Serviceability Issues
This section describes known issues and workarounds related to service, support, upgrade and data protection features.
Order of Upgrading Components Has Changed
When updating the platform, you must update the compute nodes first. Failing to update the compute nodes in this order can cause the upgrade to fail and disrupt the system.
- Compute Nodes
- Management Nodes
- Management Node Operating System
- MySQL Cluster Database
- Secret Service
- Component Firmware
- Kubernetes Cluster
- Microservices
Bug: 34358305
Version: 3.0.1
DR Configurations Are Not Automatically Refreshed for Terminated Instances
If you terminate an instance that is part of a DR configuration, then a switchover or failover operation will fail due to the terminated instance. The correct procedure is to remove the instance from the DR configuration first, and then terminate the instance. If you forget to remove the instance first, you must refresh the DR configuration manually so that the entry for the terminated instance is removed. Keeping the DR configurations in sync with the state of their associated resources is critical in protecting against data loss.
Workaround: This behavior is expected. Either remove the instance from the DR configuration before terminating, or refresh the DR configuration if you terminated the instance without removing it first.
Bug: 33265549
Version: 3.0.1
Rebooting a Management Node while the Cluster State is Unhealthy Causes Platform Integrity Issues
Rebooting the management nodes is a delicate procedure because it requires many internal interdependent operations to be executed in a controlled manner, with accurate timing and often in a specific order. If a management node fails to reboot correctly and rejoin the cluster, it can lead to a destabilization of the appliance platform and infrastructure services. Symptoms include: microservice pods in CrashLoopBackOff state, data conflicts between MySQL cluster nodes, repeated restarts of the NDB cluster daemon process, and so on.

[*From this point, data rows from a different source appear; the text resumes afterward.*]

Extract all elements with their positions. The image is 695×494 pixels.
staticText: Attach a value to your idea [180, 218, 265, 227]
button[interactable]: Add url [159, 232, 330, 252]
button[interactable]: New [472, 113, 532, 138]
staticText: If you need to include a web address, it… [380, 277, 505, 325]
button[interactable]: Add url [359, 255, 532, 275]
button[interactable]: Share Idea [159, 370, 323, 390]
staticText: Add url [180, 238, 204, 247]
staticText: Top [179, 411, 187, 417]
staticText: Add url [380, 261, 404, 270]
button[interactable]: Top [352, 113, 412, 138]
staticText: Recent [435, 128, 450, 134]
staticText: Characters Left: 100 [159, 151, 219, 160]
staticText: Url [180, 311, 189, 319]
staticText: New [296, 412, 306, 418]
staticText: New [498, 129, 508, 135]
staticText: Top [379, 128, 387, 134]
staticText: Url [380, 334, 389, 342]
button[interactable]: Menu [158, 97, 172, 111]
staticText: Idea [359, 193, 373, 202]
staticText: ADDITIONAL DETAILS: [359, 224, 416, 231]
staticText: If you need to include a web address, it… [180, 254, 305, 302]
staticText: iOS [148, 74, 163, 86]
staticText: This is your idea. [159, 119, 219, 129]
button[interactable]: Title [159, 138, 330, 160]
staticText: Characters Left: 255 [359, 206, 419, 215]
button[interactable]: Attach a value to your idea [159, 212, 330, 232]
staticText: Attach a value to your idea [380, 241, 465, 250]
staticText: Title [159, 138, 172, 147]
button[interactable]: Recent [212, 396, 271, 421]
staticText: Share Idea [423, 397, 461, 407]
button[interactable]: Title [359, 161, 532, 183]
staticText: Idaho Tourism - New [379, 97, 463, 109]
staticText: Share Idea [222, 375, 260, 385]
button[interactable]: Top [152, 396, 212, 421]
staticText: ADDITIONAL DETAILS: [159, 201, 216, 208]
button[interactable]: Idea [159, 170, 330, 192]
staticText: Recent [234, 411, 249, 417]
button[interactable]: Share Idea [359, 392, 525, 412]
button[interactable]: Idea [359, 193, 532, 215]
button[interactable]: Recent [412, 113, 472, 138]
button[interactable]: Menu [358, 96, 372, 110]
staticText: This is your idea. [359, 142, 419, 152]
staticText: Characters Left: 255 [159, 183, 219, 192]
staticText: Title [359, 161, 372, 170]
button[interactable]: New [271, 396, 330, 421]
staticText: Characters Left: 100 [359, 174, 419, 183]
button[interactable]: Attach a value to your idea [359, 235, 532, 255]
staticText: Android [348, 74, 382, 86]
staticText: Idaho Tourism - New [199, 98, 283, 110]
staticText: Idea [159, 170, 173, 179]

Workaround: Before rebooting a management node, always verify that
the MySQL cluster is in a healthy state. From the management node command line, run the
command shown in the example below. If your output does not look similar and indicates a
cluster issue, you should power-cycle the affected management node through its ILOM using the
restart /System
command.
As a precaution, if you need to reboot all the management nodes – for example in a full management cluster upgrade scenario –, observe an interval of at least 10 minutes between two management node reboot operations.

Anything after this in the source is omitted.